As they did when the U.S. House passed its version of the measure, not a single Republican voted in favor. One was absent.

The legislation now goes back to the House for final passage. Lawmakers there could make more changes, but that would delay approval of legislation that Democrats planned to send to Biden by March 14, when the current extension of unemployment insurance benefits expire.

“This nation has suffered too much for much too long,” Biden said at the White House after the vote. “Everything in this package is designed to relieve the suffering and to meet the most urgent needs of the nation and put us in a better position to prevail.”

House Majority Leader Steny Hoyer, D-Md., said the chamber would take up the bill on Tuesday.

U.S. Sen. Robert Menendez, D-N.J., urged the House to act quickly.

“I urge my colleagues in the House to pass the American Rescue Plan without delay,” Menendez said after the vote. “To me, this legislation is ultimately about rescuing the American way of life, so that our children can learn in classrooms instead of on computer screens, so that we can gather with loved ones without fear, so that we can join hands in prayer in our houses of worship, enjoy a night out at our favorite restaurants, and rebuild a spirit of community across our country that we have all missed out on over the last year.”

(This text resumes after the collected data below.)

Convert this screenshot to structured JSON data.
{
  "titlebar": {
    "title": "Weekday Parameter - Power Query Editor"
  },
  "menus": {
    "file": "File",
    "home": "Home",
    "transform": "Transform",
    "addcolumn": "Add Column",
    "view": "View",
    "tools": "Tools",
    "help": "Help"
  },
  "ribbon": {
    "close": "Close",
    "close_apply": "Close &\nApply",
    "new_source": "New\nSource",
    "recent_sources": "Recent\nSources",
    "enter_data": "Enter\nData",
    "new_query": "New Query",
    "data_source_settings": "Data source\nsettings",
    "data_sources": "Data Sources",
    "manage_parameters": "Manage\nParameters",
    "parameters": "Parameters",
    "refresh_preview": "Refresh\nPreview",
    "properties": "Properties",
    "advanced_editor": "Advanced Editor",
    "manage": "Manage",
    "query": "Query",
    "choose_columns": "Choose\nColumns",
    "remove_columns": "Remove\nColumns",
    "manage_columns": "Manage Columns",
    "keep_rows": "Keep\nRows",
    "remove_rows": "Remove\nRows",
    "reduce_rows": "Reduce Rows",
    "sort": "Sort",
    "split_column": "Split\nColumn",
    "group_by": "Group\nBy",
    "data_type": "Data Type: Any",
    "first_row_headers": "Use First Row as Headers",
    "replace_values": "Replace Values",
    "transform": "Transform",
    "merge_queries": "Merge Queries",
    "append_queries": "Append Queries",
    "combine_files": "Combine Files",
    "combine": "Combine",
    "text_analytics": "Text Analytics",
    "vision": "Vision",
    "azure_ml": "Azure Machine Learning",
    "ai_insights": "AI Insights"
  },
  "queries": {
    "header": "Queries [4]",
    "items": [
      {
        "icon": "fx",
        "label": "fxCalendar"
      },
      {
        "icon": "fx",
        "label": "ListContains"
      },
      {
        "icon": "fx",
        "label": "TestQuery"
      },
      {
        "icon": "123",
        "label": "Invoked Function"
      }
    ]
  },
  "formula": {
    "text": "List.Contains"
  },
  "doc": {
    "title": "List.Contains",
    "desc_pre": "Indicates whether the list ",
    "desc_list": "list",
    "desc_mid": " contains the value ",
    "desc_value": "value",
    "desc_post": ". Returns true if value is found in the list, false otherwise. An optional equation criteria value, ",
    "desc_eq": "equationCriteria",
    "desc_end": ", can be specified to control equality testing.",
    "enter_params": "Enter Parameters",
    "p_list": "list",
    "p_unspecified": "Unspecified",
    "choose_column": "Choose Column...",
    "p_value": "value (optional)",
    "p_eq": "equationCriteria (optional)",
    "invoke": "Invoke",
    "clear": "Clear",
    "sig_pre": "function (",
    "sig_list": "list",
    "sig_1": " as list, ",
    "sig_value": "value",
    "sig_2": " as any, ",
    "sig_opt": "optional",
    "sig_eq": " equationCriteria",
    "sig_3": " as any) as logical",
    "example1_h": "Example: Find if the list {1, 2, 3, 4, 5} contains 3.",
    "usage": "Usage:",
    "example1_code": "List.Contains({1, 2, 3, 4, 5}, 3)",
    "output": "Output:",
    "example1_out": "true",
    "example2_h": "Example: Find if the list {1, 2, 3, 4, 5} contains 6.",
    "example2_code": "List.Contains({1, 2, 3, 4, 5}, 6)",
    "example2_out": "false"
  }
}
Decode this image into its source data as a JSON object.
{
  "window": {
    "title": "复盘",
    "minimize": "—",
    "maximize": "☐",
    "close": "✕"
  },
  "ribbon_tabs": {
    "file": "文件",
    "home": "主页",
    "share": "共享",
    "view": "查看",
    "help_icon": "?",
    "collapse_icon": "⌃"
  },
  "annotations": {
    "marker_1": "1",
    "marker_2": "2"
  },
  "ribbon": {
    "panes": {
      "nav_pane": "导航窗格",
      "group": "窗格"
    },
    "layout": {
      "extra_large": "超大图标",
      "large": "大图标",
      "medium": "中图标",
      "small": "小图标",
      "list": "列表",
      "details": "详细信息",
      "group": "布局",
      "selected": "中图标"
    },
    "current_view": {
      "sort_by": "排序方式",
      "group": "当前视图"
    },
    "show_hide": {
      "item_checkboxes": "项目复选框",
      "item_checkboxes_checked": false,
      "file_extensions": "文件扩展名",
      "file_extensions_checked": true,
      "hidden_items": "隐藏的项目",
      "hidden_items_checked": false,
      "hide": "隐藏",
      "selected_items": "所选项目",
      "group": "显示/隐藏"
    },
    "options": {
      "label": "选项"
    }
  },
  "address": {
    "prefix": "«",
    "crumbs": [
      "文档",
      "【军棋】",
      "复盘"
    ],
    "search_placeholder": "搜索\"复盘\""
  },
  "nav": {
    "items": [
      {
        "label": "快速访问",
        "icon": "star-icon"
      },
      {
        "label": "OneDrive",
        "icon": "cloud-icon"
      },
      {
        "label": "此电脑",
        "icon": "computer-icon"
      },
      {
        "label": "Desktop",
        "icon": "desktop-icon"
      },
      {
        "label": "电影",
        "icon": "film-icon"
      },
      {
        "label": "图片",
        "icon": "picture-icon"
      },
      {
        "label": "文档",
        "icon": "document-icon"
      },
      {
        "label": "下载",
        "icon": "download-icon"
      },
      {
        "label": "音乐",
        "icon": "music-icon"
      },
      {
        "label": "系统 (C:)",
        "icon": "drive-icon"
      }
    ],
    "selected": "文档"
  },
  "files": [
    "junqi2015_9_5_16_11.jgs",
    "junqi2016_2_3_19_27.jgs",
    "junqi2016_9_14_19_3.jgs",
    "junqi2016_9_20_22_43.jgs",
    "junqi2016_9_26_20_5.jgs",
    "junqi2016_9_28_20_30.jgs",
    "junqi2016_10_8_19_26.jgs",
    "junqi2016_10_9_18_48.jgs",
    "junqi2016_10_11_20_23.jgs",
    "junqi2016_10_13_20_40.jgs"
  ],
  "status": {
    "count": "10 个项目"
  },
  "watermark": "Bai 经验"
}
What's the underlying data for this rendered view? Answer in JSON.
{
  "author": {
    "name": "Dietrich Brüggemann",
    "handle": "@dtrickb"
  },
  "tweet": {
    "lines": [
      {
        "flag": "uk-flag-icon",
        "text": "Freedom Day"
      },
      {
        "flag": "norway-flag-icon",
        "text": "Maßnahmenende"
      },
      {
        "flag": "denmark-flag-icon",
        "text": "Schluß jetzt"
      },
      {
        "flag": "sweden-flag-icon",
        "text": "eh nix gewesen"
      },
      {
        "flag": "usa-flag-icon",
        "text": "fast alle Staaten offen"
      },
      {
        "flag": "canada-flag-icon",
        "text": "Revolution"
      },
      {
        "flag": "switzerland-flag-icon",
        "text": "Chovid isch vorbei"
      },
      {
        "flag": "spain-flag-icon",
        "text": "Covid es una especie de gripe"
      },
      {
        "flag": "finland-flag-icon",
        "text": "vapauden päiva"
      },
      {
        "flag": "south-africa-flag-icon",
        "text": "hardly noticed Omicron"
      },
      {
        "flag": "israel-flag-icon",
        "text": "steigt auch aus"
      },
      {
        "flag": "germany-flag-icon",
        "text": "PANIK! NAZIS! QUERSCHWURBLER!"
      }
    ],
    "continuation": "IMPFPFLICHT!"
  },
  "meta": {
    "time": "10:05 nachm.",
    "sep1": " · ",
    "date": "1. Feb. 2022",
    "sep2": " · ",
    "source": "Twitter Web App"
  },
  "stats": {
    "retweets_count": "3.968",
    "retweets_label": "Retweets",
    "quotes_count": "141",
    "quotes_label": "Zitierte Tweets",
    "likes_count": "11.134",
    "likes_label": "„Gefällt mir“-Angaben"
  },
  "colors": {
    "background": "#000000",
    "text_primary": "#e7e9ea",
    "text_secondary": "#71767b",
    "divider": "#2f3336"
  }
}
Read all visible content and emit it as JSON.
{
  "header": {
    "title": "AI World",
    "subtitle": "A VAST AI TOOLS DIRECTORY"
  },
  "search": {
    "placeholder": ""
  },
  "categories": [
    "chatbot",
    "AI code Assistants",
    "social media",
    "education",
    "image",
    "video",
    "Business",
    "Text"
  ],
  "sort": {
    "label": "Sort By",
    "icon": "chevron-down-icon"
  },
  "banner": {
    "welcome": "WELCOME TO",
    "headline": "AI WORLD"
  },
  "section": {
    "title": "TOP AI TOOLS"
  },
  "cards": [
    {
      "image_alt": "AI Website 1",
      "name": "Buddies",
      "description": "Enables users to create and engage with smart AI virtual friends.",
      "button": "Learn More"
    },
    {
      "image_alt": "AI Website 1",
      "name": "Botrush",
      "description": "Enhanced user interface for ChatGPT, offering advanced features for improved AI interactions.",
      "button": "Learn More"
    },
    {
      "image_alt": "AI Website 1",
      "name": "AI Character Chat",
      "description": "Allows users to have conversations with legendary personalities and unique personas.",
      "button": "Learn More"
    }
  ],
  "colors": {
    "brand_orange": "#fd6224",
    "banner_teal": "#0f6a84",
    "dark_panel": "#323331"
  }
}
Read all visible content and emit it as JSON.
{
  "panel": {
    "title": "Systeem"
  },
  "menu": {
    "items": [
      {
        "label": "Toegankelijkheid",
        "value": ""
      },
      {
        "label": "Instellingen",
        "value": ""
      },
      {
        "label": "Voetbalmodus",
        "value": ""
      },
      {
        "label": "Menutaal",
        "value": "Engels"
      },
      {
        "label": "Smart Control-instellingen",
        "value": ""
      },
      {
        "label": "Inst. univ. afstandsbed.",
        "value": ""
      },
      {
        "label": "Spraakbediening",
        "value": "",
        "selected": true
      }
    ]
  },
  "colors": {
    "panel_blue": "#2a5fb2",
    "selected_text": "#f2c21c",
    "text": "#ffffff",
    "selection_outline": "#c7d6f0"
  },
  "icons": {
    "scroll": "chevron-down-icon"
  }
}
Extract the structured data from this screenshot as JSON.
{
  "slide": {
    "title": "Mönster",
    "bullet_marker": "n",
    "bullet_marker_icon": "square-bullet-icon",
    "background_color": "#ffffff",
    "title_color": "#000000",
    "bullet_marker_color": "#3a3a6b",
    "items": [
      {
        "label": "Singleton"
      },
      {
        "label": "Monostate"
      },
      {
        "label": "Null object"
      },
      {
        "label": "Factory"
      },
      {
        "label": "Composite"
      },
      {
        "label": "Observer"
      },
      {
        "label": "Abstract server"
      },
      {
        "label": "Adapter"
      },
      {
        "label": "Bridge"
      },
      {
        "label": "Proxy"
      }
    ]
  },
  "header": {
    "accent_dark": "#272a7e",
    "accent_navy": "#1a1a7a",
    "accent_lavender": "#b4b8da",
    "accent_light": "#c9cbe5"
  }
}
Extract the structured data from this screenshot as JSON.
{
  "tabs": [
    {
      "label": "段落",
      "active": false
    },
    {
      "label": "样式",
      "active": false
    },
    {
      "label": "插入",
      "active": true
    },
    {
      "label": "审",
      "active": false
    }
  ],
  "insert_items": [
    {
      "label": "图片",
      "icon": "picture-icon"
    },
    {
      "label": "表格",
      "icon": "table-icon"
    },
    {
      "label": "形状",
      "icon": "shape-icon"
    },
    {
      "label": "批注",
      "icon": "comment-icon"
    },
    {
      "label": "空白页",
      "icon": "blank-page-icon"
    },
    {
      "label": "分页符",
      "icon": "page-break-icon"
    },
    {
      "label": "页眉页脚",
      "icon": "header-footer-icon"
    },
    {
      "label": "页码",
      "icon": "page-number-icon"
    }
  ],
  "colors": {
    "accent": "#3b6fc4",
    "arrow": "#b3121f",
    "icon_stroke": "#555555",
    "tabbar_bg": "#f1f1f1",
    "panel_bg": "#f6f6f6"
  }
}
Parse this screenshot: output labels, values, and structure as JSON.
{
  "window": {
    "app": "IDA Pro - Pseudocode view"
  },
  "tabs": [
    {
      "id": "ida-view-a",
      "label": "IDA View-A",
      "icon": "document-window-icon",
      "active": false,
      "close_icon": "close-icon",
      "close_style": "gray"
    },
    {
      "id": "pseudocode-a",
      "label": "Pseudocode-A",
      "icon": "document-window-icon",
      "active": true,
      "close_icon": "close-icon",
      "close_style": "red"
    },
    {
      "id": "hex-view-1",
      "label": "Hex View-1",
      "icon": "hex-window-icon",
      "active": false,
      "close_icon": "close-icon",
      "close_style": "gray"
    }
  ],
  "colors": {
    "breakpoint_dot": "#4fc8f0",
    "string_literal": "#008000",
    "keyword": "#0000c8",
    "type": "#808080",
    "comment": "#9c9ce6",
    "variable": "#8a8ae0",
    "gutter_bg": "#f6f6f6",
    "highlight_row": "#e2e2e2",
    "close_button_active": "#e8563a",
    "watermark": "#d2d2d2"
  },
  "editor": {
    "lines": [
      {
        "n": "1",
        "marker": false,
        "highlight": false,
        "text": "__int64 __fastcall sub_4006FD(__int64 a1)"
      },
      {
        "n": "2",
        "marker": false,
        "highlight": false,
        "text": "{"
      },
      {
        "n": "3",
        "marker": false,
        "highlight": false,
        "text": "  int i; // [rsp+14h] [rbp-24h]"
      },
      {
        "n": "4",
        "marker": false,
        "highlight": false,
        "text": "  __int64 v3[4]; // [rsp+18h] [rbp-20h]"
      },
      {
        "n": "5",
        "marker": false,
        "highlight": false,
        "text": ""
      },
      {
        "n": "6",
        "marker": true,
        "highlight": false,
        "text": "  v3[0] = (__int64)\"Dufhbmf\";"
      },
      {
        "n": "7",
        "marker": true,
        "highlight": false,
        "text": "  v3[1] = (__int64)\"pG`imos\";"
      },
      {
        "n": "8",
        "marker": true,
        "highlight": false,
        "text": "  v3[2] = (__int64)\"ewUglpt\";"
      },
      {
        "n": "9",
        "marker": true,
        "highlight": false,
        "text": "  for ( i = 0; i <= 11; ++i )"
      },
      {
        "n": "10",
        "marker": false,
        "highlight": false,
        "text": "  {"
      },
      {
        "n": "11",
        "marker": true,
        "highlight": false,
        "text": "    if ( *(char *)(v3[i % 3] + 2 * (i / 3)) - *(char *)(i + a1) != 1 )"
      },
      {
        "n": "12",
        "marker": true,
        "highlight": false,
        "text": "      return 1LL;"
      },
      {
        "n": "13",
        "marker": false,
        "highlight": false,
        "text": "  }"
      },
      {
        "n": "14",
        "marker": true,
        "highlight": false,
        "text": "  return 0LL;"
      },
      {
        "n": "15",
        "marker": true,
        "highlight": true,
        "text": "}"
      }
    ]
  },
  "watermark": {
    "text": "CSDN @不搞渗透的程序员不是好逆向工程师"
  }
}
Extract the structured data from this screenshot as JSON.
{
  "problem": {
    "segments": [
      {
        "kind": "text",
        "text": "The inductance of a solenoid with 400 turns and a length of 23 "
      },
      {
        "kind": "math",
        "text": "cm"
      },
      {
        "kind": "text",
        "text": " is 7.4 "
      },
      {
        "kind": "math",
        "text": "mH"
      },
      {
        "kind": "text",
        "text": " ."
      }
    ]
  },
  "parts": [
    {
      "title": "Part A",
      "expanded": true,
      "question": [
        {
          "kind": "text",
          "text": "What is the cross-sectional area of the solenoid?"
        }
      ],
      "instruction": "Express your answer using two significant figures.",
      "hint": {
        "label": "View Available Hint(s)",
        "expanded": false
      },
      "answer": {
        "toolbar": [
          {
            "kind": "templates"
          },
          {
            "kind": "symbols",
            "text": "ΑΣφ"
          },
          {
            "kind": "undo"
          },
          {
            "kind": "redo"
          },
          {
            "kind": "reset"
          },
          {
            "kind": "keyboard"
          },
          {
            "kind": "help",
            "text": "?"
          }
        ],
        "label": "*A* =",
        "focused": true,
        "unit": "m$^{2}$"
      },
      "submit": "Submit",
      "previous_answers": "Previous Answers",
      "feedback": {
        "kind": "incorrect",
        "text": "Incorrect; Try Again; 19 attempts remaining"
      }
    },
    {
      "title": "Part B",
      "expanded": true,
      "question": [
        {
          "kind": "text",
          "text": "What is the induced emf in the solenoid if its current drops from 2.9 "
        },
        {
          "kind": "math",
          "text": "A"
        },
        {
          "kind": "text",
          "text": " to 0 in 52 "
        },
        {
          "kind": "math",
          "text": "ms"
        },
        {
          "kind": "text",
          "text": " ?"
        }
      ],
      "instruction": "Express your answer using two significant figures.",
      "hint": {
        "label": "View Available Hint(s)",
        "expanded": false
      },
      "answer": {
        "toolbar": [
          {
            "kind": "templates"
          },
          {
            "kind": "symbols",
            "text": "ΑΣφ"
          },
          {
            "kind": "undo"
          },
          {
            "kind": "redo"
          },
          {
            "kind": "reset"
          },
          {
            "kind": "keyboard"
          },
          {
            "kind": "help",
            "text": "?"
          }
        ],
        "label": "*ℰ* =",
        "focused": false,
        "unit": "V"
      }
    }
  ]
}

The legislation, considered under a procedure known as reconciliation that pre-empted a filibuster and allowed passage by majority vote, includes $1,400 payments to those making up to $75,000, eliminating them entirely for those making more than $80,000, and $2,800 payments to couples making up to $150,000, while ending them for those making more than $160,000.

Those thresholds were less than the $100,000 and $200,000 cutoffs approved by the House, and the Institute on Taxation and Economic Policy, a progressive research group, said the lower income limits would mean that 400,000 fewer New Jerseyans would get stimulus checks.

Biden said the checks would be sent out starting later this month.

The legislation also would extend extra unemployment benefits of $300 a week through Sept. 6, down from $400 from the House version, and to forgive federal income taxes on up to $10,200 of unemployment insurance payments for those making less than $150,000.